Search code examples
gitgitattributesgit-lfs

How can I track text files with proper line endings normalization using git-lfs?


I have a repository to which I would like to add large text data files. Due to their number and size (which can be up to approximately 100MB in some cases), I would like to track those files with git-lfs.

I've added such a file with git lfs track data.txt, and changed the default -text (which specifies a binary file) to text=auto in the .gitattributes file (as documented in git-scm's gitattributes documentation). This gives me a .gitattributes which looks like:

data.txt filter=lfs diff=lfs merge=lfs text=auto

And just to be sure, I have refreshed the repository. Even so, it seems that the file is still tracked as a binary object and correspondingly the end-of-line conversion filter is not applied on check-out (i.e. the file is getting checked-out with the original line endings it was checked-in with).

I've also tried with text=crlf (and the variant text eol=crlf) with the same result. I have seen a number of documents and tutorials about using git-lfs but they all seem to be geared towards tracking binary files (such as *.bin, images, audio files, ...)

Is there a way to make the file tracked as a large text file (and have the end-of-lines normalized as would be for regular text files) with git-lfs?

I am currently using git-lfs 1.5.2, and git for Windows 2.10.2 (64-bit version) on a Windows 7 platform, with the core.autocrlf=true configuration.


Solution

  • After some more reading of git-scm's gitattributes and some tinkering, I was able to achieve this functionality by defining a custom filter based on git-lfs's own filter (which I found in ~/.gitconfig) and making use of Jonathan Leffler's unix-to-dos conversion with sed:

    [filter "textlfs"]
      clean = sed $'s/$/\\r/' %f | git-lfs clean
      smudge = git-lfs smudge -- %f | sed $'s/\\r$//'
      required = true
    

    which can then be used to track large text files on a Windows machine with a .gitattributes entry such as:

    data.txt filter=textlfs diff=textlfs merge=textlfs
    

    This however forces the repository users to include this custom filter definition.
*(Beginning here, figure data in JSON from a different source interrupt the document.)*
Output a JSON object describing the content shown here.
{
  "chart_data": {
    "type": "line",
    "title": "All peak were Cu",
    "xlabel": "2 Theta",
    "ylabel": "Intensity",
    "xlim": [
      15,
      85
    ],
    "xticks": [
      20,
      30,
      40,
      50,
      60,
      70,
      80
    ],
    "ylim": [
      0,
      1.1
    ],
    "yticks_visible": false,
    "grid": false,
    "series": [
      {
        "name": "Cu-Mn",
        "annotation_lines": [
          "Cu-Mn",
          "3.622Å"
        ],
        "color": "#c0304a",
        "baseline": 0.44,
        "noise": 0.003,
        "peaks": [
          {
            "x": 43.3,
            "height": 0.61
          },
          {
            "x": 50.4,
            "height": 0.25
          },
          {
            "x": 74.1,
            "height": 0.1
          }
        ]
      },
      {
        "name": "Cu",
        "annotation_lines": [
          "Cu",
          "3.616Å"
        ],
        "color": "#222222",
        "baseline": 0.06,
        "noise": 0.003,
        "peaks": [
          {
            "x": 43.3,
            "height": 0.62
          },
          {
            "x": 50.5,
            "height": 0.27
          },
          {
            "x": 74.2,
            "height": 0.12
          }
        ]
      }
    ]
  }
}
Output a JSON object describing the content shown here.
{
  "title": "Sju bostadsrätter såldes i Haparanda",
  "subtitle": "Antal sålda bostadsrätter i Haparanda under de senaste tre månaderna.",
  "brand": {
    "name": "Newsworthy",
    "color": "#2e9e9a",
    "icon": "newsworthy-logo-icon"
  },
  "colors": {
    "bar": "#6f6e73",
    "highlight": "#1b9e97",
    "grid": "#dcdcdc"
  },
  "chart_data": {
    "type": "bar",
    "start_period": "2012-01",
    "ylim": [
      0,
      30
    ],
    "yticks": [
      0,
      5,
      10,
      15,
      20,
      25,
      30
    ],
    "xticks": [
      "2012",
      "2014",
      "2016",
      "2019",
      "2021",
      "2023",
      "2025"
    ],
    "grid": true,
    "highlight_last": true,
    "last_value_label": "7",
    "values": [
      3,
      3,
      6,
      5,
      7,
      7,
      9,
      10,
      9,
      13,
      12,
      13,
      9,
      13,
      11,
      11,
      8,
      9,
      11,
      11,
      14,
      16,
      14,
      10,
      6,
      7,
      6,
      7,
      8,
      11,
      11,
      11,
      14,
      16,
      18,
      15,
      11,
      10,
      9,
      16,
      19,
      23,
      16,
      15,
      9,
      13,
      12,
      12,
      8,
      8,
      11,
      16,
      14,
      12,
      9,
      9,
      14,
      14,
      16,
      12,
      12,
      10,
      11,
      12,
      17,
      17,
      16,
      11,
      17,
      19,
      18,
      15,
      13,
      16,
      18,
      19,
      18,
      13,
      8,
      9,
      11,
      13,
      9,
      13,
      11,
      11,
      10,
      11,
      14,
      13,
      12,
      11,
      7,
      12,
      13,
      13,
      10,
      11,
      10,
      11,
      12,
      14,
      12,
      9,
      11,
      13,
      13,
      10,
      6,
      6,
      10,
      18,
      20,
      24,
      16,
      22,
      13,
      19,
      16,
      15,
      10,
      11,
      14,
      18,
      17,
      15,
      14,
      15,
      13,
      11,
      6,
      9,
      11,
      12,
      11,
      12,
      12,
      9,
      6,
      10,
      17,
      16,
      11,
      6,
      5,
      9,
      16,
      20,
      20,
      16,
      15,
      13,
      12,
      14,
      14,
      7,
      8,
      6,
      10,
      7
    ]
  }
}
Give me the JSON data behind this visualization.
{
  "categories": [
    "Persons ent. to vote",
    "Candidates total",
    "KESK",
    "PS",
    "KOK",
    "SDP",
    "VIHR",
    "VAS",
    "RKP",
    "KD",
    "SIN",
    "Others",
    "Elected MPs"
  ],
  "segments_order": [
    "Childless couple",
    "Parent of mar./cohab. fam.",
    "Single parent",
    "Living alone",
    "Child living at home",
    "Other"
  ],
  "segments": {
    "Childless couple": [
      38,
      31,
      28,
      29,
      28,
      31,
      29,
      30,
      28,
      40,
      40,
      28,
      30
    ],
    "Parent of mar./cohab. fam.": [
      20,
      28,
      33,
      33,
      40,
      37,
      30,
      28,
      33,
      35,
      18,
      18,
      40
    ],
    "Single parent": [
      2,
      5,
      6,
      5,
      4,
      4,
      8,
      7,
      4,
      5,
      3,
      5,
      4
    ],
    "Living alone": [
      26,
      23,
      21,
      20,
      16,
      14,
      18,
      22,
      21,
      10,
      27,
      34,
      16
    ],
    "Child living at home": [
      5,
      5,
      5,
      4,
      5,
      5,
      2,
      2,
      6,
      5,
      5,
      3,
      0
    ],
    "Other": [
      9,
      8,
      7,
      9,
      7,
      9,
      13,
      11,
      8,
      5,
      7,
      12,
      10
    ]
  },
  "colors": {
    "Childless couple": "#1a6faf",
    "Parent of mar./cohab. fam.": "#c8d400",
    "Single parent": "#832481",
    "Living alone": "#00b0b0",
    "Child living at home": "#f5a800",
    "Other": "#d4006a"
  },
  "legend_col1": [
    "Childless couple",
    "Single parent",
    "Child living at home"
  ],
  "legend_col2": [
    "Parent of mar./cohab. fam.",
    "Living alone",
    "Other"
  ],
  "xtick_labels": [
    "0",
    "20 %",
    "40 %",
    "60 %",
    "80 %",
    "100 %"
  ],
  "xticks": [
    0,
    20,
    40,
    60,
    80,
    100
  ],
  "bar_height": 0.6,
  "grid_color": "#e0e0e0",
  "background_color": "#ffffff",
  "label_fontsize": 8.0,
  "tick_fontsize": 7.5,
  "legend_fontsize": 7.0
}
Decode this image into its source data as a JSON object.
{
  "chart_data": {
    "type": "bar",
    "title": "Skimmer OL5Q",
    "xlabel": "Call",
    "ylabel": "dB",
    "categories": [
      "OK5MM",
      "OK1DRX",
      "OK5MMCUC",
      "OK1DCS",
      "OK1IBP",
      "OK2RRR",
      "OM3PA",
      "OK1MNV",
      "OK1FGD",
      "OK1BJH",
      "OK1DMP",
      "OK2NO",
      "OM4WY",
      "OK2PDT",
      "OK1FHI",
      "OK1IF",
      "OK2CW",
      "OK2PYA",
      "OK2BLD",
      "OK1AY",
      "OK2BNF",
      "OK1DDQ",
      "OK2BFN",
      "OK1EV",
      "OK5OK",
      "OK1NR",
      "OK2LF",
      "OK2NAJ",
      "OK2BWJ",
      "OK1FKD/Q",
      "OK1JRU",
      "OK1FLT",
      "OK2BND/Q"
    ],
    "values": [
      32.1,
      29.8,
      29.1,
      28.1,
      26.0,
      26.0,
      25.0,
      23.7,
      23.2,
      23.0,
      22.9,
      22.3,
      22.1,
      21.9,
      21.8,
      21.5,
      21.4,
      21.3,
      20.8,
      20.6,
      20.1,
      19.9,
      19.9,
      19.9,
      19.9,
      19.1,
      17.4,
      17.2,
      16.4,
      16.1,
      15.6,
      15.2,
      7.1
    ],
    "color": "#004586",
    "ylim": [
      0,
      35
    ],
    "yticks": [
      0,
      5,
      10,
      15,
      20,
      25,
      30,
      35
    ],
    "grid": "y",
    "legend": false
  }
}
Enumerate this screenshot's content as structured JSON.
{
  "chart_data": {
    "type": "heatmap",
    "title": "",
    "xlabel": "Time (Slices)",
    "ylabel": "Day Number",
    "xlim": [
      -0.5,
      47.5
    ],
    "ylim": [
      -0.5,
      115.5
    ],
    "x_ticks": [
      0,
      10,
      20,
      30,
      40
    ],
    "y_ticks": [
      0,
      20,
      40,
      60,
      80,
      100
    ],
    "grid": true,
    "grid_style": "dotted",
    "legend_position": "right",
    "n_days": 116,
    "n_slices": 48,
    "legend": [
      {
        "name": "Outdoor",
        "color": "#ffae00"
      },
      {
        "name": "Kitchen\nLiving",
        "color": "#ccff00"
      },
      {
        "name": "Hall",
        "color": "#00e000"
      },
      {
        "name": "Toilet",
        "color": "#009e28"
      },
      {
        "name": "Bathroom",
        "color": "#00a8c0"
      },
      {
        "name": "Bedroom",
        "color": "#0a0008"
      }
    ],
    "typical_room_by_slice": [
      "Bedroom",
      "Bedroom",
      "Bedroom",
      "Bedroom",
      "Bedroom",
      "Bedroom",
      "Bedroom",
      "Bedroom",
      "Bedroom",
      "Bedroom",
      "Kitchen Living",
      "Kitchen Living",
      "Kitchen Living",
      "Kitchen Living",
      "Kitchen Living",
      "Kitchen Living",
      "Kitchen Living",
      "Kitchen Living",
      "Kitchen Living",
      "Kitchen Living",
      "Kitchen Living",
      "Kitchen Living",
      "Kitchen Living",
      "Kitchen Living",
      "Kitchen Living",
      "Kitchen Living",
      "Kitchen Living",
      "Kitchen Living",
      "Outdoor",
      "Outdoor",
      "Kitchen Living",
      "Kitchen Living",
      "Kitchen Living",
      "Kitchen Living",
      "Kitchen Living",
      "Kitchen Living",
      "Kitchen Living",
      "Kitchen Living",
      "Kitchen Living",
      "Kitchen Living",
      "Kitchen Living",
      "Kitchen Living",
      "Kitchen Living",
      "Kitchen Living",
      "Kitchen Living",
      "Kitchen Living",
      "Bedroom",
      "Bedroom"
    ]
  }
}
For convenience you may include it in a custom .gitconfig in your repository (note that this requires users to manually include the definition with git config --local include.path ../.gitconfig). This should work for users on Windows platforms, but would not be appropriate for users on platforms with different line endings (such as Linux and Mac). A more complex filter could be constructed to handle different platforms using something like:

    [filter "textlfs"]
      clean = (if [ `uname -s` == "Linux" ]; then cat %f; else sed $'s/$/\\r/' %f; fi) | git-lfs clean
      smudge = git-lfs smudge -- %f | (if [ `uname -s` == "Linux" ]; then cat; else sed $'s/\\r$//'; fi)
      required = true
    

    Finally, keep in mind that unless your large text files usually change significantly between updates or they are so big that they exceed file size limits (such as GitHub's), it may still be advantageous to handle these text files as standard text files (i.e. without git-lfs) since git can efficiently pack text files.